Ce film présente un aspect étrangement minimaliste – sans doute lié au parti pris de l’intimité… Tous les éléments d’un ensemble sont présents, mais ils nécessitent une interprétation synthétique. Ce qu’on aperçoit en tout cas d’une manière plus claire que dans la plupart des œuvres consacrées à des sujets approchants, c’est l’histoire d’une famille, depuis 1918, et mieux encore, ses déterminants culturels. Le point de vue de Mila Turajlić n’est nullement sentimental ; mais il est assez étroit, et par là même, il permet cette perspective sociologisante sur certaines racines de la contestation libérale-démocratique contre le communisme d’abord (fût-ce celui de Tito, de 1945 à 1980-1989), puis contre la dictature du « boucher des Balkans ». Le grand-père de Srbijanka, en effet, était Ministre de la Justice en 1918, lors de la fondation de la première Yougoslavie. Une famille de la haute bourgeoisie. C’est lui qui avait fait construire le fameux bâtiment achevé en 1929, héros impassible du film et victime de la restructuration socialiste après la seconde guerre mondiale.

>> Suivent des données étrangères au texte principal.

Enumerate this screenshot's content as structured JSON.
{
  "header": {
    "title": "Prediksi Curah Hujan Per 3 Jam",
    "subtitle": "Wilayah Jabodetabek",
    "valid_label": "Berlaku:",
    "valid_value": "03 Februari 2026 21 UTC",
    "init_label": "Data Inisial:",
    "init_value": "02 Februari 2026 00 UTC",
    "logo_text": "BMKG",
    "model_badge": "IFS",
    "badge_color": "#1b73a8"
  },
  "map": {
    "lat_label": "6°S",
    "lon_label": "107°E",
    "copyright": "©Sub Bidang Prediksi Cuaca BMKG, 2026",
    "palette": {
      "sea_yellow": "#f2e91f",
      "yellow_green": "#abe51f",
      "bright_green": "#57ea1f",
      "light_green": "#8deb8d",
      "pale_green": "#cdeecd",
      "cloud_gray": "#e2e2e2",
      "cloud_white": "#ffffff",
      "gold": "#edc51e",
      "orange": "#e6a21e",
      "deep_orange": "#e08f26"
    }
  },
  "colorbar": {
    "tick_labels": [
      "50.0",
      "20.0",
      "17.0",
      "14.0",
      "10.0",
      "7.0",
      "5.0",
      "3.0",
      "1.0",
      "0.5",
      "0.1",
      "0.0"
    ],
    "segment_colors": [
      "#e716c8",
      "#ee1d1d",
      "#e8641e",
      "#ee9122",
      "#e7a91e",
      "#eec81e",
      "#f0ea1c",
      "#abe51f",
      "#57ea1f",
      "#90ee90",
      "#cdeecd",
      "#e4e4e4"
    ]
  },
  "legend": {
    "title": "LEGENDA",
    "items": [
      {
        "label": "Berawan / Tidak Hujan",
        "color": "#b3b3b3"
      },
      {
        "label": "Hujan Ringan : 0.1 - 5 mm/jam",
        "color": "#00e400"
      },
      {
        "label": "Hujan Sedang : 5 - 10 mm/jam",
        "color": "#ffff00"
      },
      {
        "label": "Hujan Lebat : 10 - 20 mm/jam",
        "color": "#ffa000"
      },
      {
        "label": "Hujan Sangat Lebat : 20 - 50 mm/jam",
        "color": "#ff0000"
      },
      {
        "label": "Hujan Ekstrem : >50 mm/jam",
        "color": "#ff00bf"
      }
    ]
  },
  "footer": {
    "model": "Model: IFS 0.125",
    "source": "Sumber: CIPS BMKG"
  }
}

Joie de la famille lorsqu’ elle recouvre l’intégralité de l’appartement, dont une grande partie avait été occupée par des « étrangers » (à la famille) ! Il existe des constantes dans l’histoire des pays soviétisés ou socialisés ( la Yougoslavie, comme on sait, s’était « libérée » presque sans l’aide de l’Armée rouge). Un autre grand héros de la démocratie libérale, Vaclav Havel, était issu d’une telle famille, bien plus riche encore et bien plus influente – et Havel avait récupéré le patrimoine immobilier familial dans les années 2000 , lui aussi.

En réalité, l’histoire toute récente de la Serbie, à côté d’une corruption endémique et de nombreuses atteintes aux droits, montre quelques raisons de se montrer optimiste. A condition que nous fassions la part des choses, entre la vitrine européo-centrée et la volonté réelle de consolider la démocratie concrète.